# USAT Woodside Caboose



## jmill24 (Jan 11, 2008)

USAT Woodside Caboose
What scale are these cabooses, 1:24 or 1:29?. Are they nice ?..........thanks, Jim


----------



## altterrain (Jan 2, 2008)

They are very nice and 1:24 scale, no interiors though (if that matters to you). USAT makes great cabooses. I also have 2 bay windows for my 1:29 SG trains. 

-Brian


----------



## Jerry McColgan (Feb 8, 2008)

The USAT Wood sided Cabooses are my absolute favorite cabooses for pulling trains with wood sided rolling stock.

I am not sure of the scale but they are a bit larger than the Aristo-Craft/Delton wood sided cabooses.

Jerry


----------



## jmill24 (Jan 11, 2008)

Thanks guys, I was hoping for 1:29 scale since I wanted it for a 1:32 loco...............Jim


----------



## Jerry McColgan (Feb 8, 2008)

The fun of finding the right scale caboose for your trains.




































Just remember real cabooses came in all sizes too.

Sometimes I size a caboose to the loco and if the train is long sometimes I size the caboose to the freight cars directly in front of it.

Jerry


----------



## jmill24 (Jan 11, 2008)

Jerry, nice collection. Which one is the USAT?..............Jim


----------



## Jerry McColgan (Feb 8, 2008)

Posted By jmill24 on 26 Oct 2009 05:10 PM 
Jerry, nice collection. Which one is the USAT?..............Jim


Hi Jim,

This may help:










The following shows the relationship between MTH O Gauge, MTH Gauge One and LGB G Gauge:










This compares the MTH Gauge One 1:32 with the USAT Woodsided:










And the MTH with the Aristo-Delton Classic:










Here is the MTH with a LGB 4065 boxcar for reference:










And the USAT with the same boxcar:










Sometimes it is the loco that makes a caboose look OK or too big or too small:










Jerry


----------



## jmill24 (Jan 11, 2008)

Jerry, thanks. You might of convinced me. I just may order a Woodside USAT caboose.............Jim


----------



## San Juan (Jan 3, 2008)

Although the USAT caboose is often listed as being 1:24, *It is not 1:24!*

When compared to the older Delton (now Aristo Craft Classic) caboose or the MDC short caboose which really are 1:24, the USAT Woodside caboose is clearly wider. Thus it scales out more to 1:22.5.


I posted a question a while ago about these cabeese. Here's a link:

Caboose Questions

And these photos posted by Paul (Skip) show why the USAT woodside caboose can't be 1:24. The USAT is on the left, the Aristo is on the right. Note the size differences between the 1:22.5 USAT caboose and the 1:24 Aristo caboose:


----------



## Jerry McColgan (Feb 8, 2008)

Posted By San Juan on 27 Oct 2009 09:37 AM 
Although the USAT caboose is often listed as being 1:24, *It is not 1:24!*

When compared to the older Delton (now Aristo Craft Classic) caboose or the MDC short caboose which really are 1:24, the USAT Woodside caboose is clearly wider.
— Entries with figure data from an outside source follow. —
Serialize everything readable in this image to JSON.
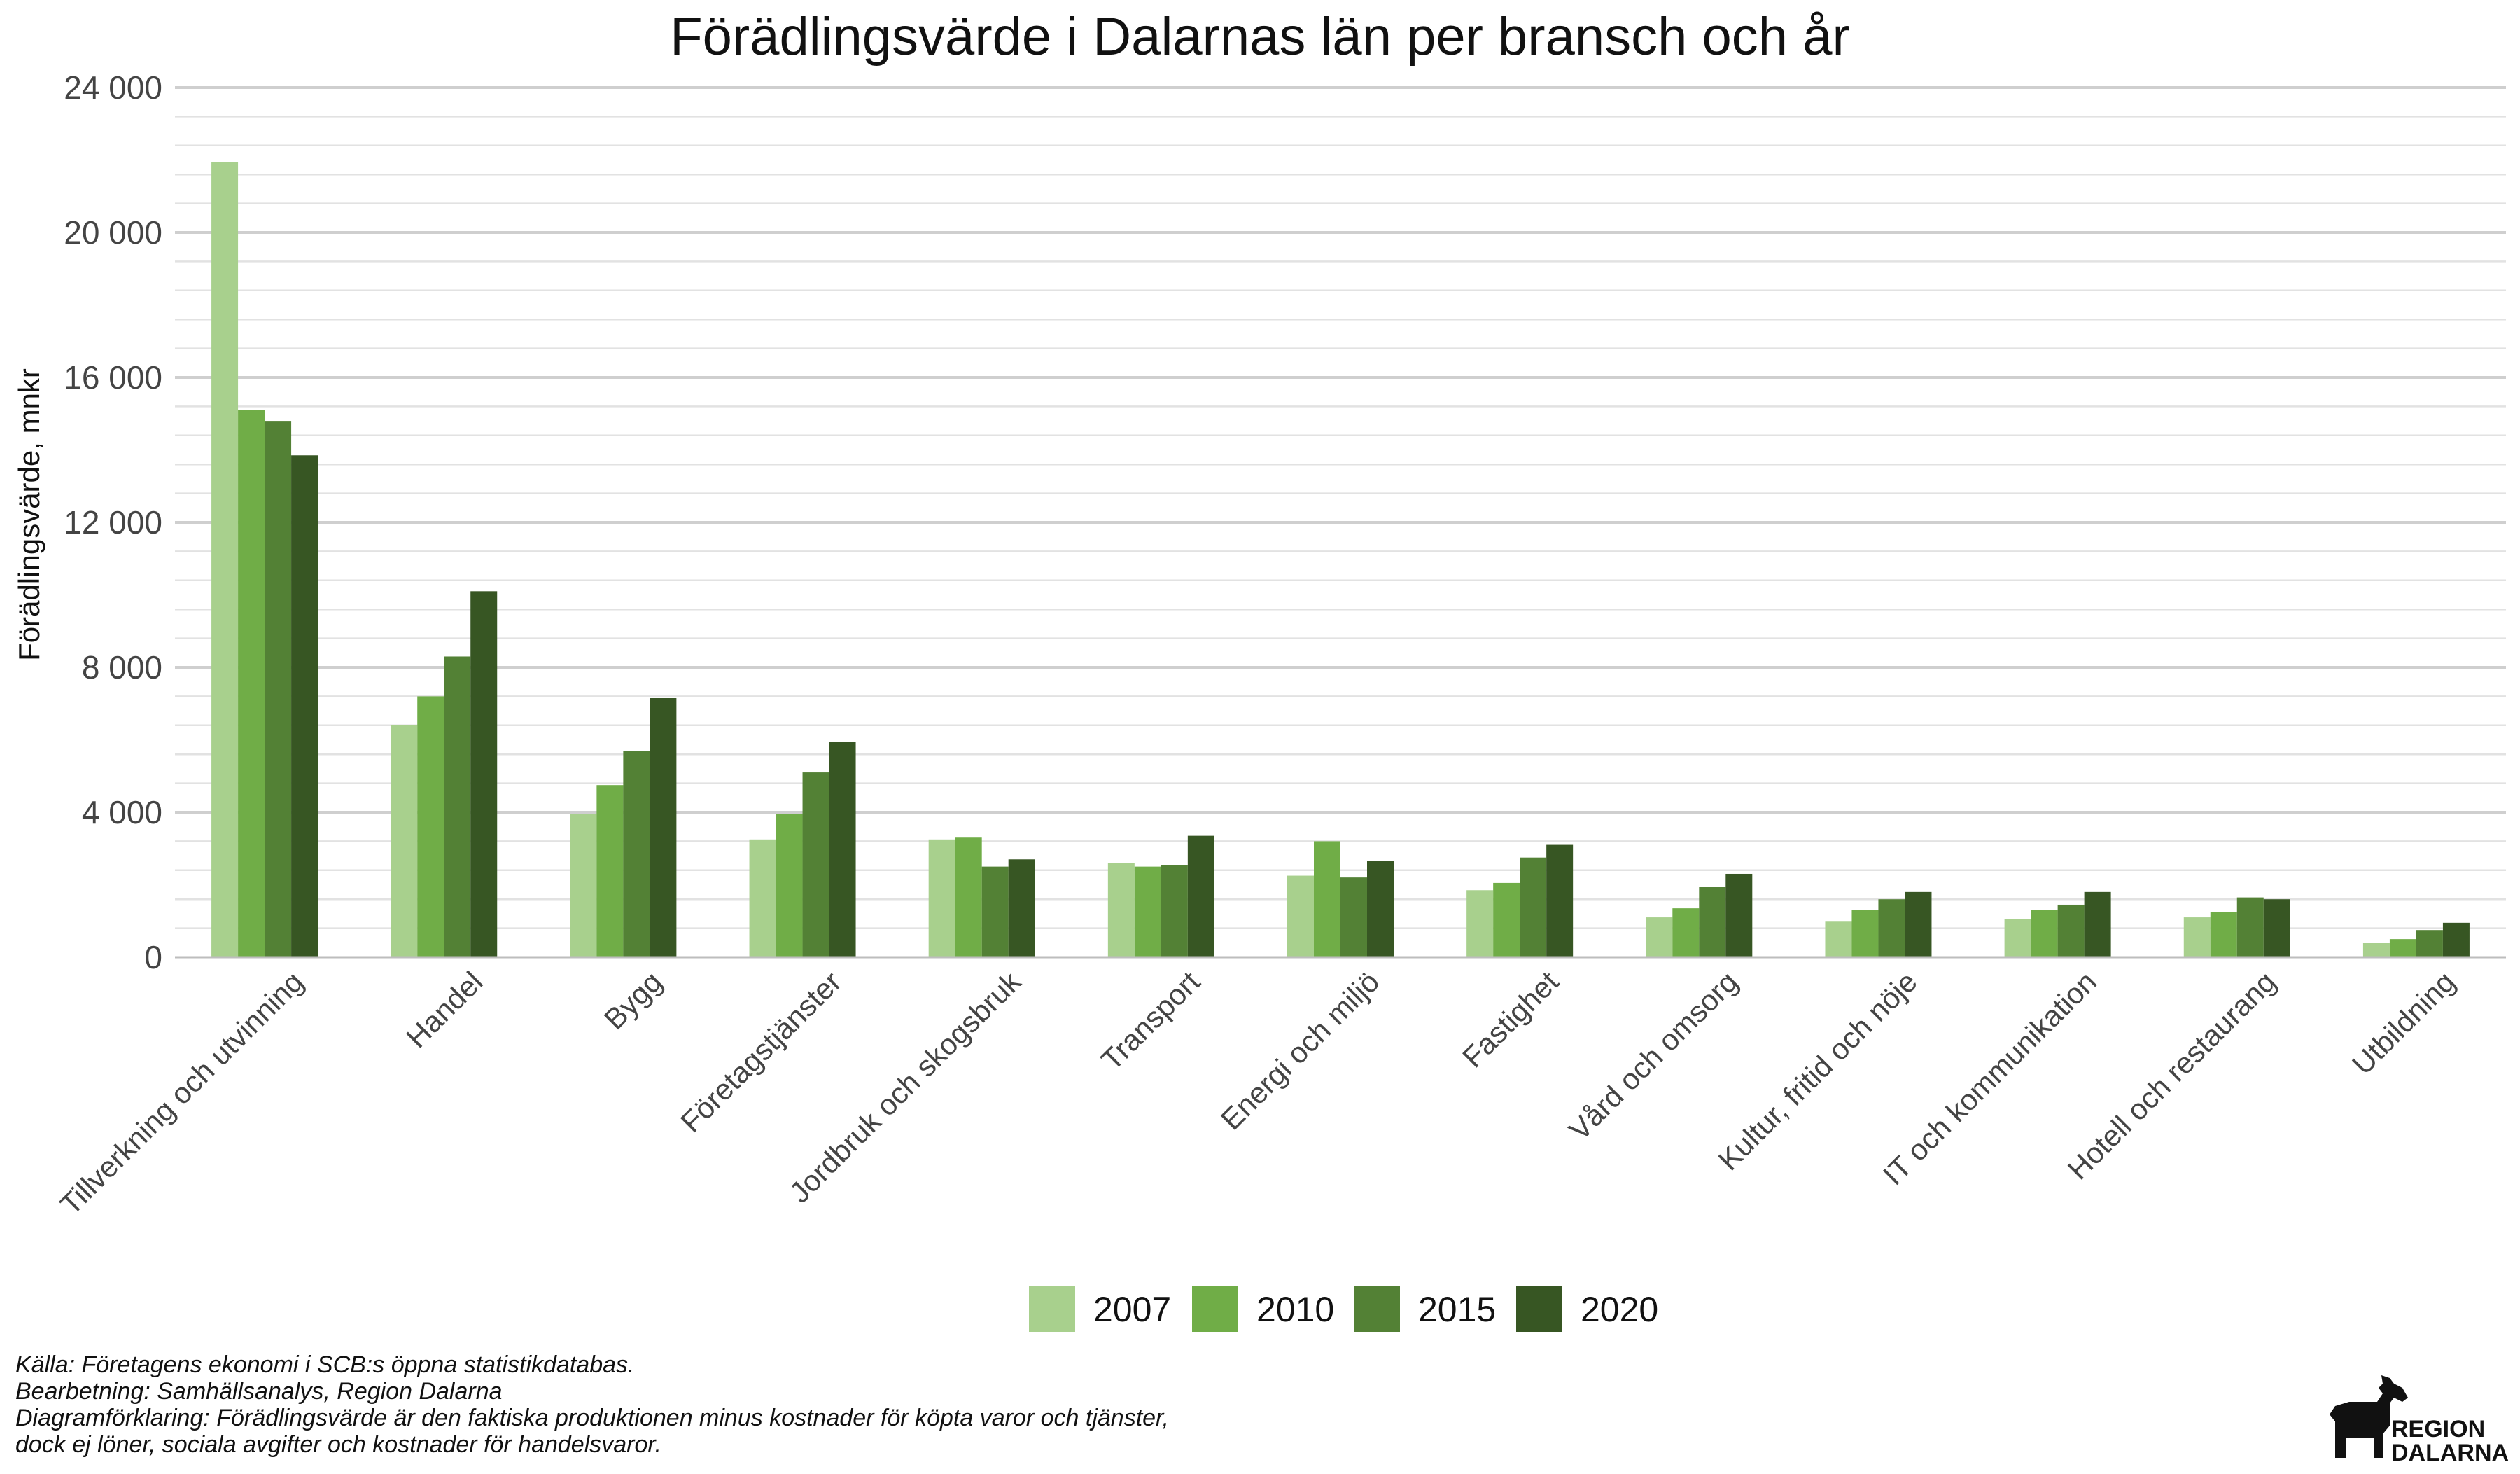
{
  "chart_data": {
    "type": "bar",
    "title": "Förädlingsvärde i Dalarnas län per bransch och år",
    "ylabel": "Förädlingsvärde, mnkr",
    "xlabel": "",
    "ylim": [
      0,
      24000
    ],
    "yticks": [
      0,
      4000,
      8000,
      12000,
      16000,
      20000,
      24000
    ],
    "ytick_labels": [
      "0",
      "4 000",
      "8 000",
      "12 000",
      "16 000",
      "20 000",
      "24 000"
    ],
    "minor_grid_step": 800,
    "grid": true,
    "legend_position": "bottom",
    "categories": [
      "Tillverkning och utvinning",
      "Handel",
      "Bygg",
      "Företagstjänster",
      "Jordbruk och skogsbruk",
      "Transport",
      "Energi och miljö",
      "Fastighet",
      "Vård och omsorg",
      "Kultur, fritid och nöje",
      "IT och kommunikation",
      "Hotell och restaurang",
      "Utbildning"
    ],
    "series": [
      {
        "name": "2007",
        "color": "#a8d08d",
        "values": [
          21950,
          6400,
          3950,
          3250,
          3250,
          2600,
          2250,
          1850,
          1100,
          1000,
          1050,
          1100,
          400
        ]
      },
      {
        "name": "2010",
        "color": "#70ad47",
        "values": [
          15100,
          7200,
          4750,
          3950,
          3300,
          2500,
          3200,
          2050,
          1350,
          1300,
          1300,
          1250,
          500
        ]
      },
      {
        "name": "2015",
        "color": "#538135",
        "values": [
          14800,
          8300,
          5700,
          5100,
          2500,
          2550,
          2200,
          2750,
          1950,
          1600,
          1450,
          1650,
          750
        ]
      },
      {
        "name": "2020",
        "color": "#375623",
        "values": [
          13850,
          10100,
          7150,
          5950,
          2700,
          3350,
          2650,
          3100,
          2300,
          1800,
          1800,
          1600,
          950
        ]
      }
    ]
  },
  "footer": {
    "line1": "Källa: Företagens ekonomi i SCB:s öppna statistikdatabas.",
    "line2": "Bearbetning: Samhällsanalys, Region Dalarna",
    "line3": "Diagramförklaring: Förädlingsvärde är den faktiska produktionen minus kostnader för köpta varor och tjänster,",
    "line4": "dock ej löner, sociala avgifter och kostnader för handelsvaror."
  },
  "logo": {
    "icon": "dala-horse-icon",
    "line1": "REGION",
    "line2": "DALARNA"
  }
}
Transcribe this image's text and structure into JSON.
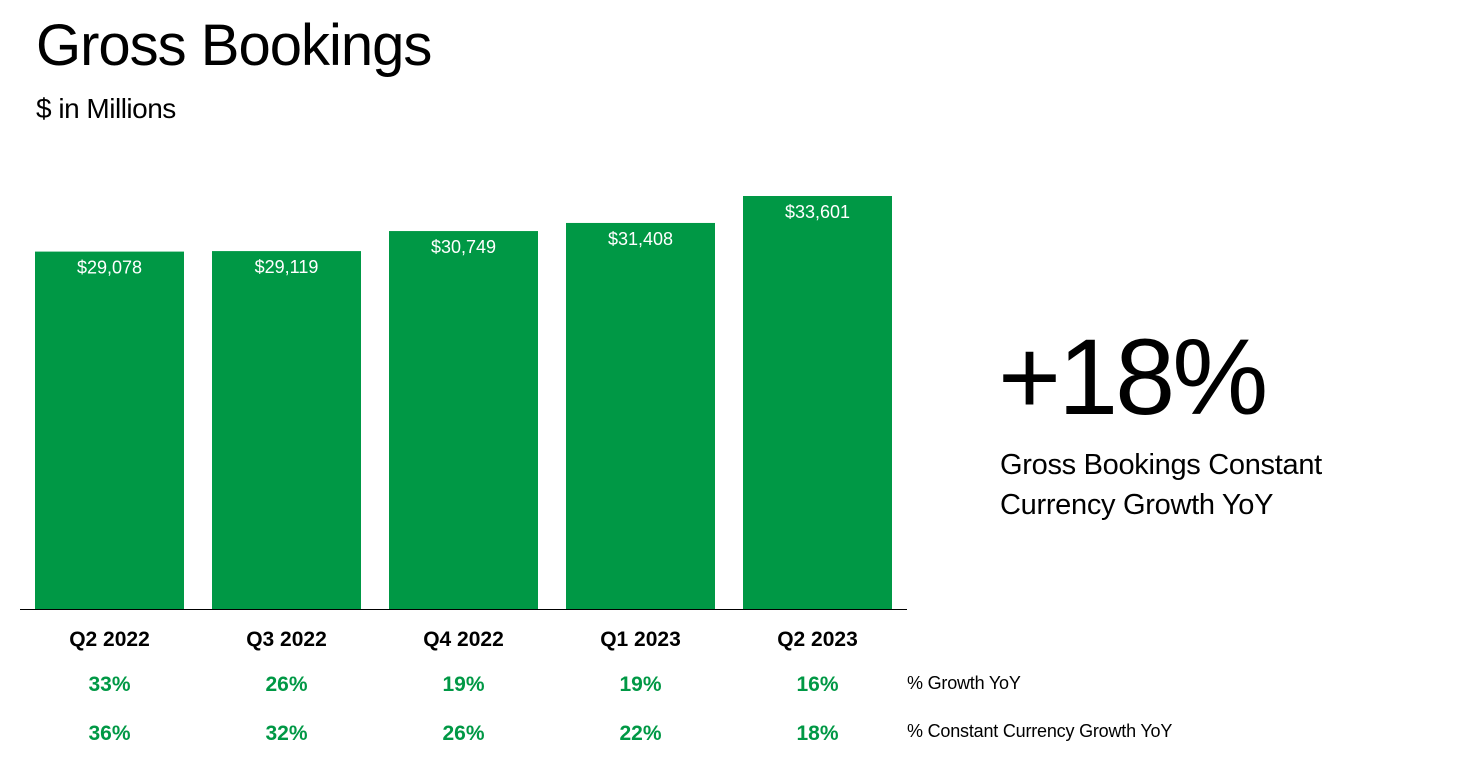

Thus it scales out more to 1:22.5.




I would tend to agree with you.

The following picture was not included in my comparison because the Aristo/Delton caboose had not been discussed:












I am happy with running USAT Woodsided cabooses with my LGB Moguls (they are my preferred caboose for them) but I do have a single Aristo/Delton caboose that I also run with a LGB Mogul. For me the Aristo/Delton caboose is a bit too small to look right with my LGB Moguls.

One major issue for me with the Aristo/Delton caboose is the coupler used (whether knuckle or hook and loop) as it is distinctly different and more important the mounting for the coupler is distinctly different from that of LGB, USAT and Bachmann couplers (and even conventional Aristo-Craft couplers) as it dates back to the Delton days.

I could be wrong in that perhaps Aristo has since changed the coupler mounting system but I would be surprised if that is so.

One pretty much has to see the Aristo/Delton side by side with the USAT caboose to visualize the difference. The photos by San Juan say it best.

Jerry


----------



## jmill24 (Jan 11, 2008)

For what its worth, I got an email today from USAT saying the Woodside is 1:24 scale..............Jim


----------